Even though there are studies that say the Apple Watch does not work as well as Apple would have you believe in their commercials, there are still people that swear it saved their lives. On YouTube there are dozens of people that will go on record saying that watch is the reason they are still here today, and CNET interviewed five of them, and found it did offer life saving monitoring capacities.. Having access to Siri on her watch saved a woman and her 9-month-old child from a car accident when she couldn’t find her phone. The watch’s fall detection actually worked when a man from Norway fell face first on the bathroom floor in the middle of the night and lost consciousness. Another young woman found her heart rate kept spiking throughout the day and was convinced to go to the hospital by her husband, which lead to the discovery that she had hyperthyroidism, which could have led to life-threatening complications if left untreated. The heart monitor on a Florida man’s Apple Watch got him to go to the hospital, where he found out he was on the verge of going into cardiac arrest, and it warned him again a week later, which got him back to the hospital where they put him on a different kind of heard medication, which has not trigged his watch since. Finally, the Apple Watch helped a 300lb man in his early thirties shed 100lbs within a year of his doctor telling him to get his weight under control. While using it to lose weight, he found out he had an early heartbeat, which is harmless, but something that does need to be watched (“Apple Watch saved my life: 5 people share their stories.”) Any one of the people would argue the results of the heart rate and fall detection assessments.

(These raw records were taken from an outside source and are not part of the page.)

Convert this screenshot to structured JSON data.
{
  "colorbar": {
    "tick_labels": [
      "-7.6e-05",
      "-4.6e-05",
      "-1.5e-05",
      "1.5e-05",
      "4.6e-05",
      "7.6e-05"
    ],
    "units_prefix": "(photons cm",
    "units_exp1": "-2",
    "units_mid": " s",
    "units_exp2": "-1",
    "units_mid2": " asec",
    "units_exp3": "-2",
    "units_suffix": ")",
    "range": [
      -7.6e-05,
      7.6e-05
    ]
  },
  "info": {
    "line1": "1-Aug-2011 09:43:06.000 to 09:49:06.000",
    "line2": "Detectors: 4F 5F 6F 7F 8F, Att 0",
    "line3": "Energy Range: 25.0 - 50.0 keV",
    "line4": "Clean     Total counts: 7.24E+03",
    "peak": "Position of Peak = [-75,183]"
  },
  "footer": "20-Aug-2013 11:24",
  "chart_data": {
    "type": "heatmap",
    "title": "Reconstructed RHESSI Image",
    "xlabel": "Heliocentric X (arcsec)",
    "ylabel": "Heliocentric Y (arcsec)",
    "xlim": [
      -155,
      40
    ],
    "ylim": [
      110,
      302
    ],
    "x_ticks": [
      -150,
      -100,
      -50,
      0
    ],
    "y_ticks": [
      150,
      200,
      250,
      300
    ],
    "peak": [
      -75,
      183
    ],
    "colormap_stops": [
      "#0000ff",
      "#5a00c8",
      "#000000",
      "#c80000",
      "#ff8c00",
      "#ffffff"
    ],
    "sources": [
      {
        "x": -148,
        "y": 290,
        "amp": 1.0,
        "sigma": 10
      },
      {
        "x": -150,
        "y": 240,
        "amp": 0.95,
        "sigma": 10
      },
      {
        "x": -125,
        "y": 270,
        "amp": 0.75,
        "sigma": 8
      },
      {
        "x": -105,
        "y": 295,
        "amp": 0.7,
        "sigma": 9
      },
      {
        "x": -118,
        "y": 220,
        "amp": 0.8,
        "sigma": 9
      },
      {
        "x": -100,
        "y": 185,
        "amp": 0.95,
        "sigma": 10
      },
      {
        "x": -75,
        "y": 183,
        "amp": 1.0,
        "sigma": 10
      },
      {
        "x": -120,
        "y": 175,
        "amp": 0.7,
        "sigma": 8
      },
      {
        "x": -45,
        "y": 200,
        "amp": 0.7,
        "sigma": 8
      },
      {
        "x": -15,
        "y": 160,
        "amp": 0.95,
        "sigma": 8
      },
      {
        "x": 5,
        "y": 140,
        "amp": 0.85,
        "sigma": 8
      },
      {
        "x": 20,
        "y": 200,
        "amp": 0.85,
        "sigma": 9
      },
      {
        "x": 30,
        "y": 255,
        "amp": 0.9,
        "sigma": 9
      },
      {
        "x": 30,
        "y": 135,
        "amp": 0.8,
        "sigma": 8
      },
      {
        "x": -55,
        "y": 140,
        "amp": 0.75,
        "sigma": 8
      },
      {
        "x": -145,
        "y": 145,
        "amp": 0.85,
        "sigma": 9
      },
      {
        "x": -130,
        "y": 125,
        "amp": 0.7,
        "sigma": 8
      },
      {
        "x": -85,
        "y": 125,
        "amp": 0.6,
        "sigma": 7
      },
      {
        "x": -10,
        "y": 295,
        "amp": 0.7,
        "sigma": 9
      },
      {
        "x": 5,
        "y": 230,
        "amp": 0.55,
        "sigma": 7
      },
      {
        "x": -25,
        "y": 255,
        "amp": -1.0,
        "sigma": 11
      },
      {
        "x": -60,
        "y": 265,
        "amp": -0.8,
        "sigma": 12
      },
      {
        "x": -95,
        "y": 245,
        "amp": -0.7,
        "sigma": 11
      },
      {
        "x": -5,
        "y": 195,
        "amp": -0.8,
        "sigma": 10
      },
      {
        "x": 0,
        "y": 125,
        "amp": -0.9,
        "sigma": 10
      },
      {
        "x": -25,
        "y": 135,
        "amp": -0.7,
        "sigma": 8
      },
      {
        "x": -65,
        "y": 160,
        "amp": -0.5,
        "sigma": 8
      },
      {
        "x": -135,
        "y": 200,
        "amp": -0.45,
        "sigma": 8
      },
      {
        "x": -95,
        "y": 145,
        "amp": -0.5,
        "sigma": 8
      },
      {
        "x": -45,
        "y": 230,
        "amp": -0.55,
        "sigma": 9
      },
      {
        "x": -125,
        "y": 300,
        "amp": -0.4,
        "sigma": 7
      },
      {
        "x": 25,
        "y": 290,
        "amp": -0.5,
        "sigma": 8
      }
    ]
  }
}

In the end, it might be tempting to pick an Apple, but this one might not be ripe enough yet. It is hard to make a decision as to whether or not the Apple Watch could be considered a life “safety” device, or a lifestyle “enhancement” device. Science would say this falls firmly in the category of lifestyle enhancement category. However, despite the high number of false positive readings, it did alert a small number of people to heart issues they might not have known they had until it was too late. They, along with the woman who saved herself and her baby from being trapped in car wreckage with the Siri feature on her watch, or the man you dropped 100lbs in a year, would be sure to agree it is 100% a life safety device, as they would not be here today if they didn’t have firmly attached to their wrists in the first place. As one of the doctor’s pointed out in the Verge Science video, if you’re wearing a smart watch, you are probably active enough that you don’t have to worry about heart issues, unless you are already aware of a pre-existing condition. They say an apple a day keeps the doctor away, but this Apple may cause more visits to the doctor than ever before.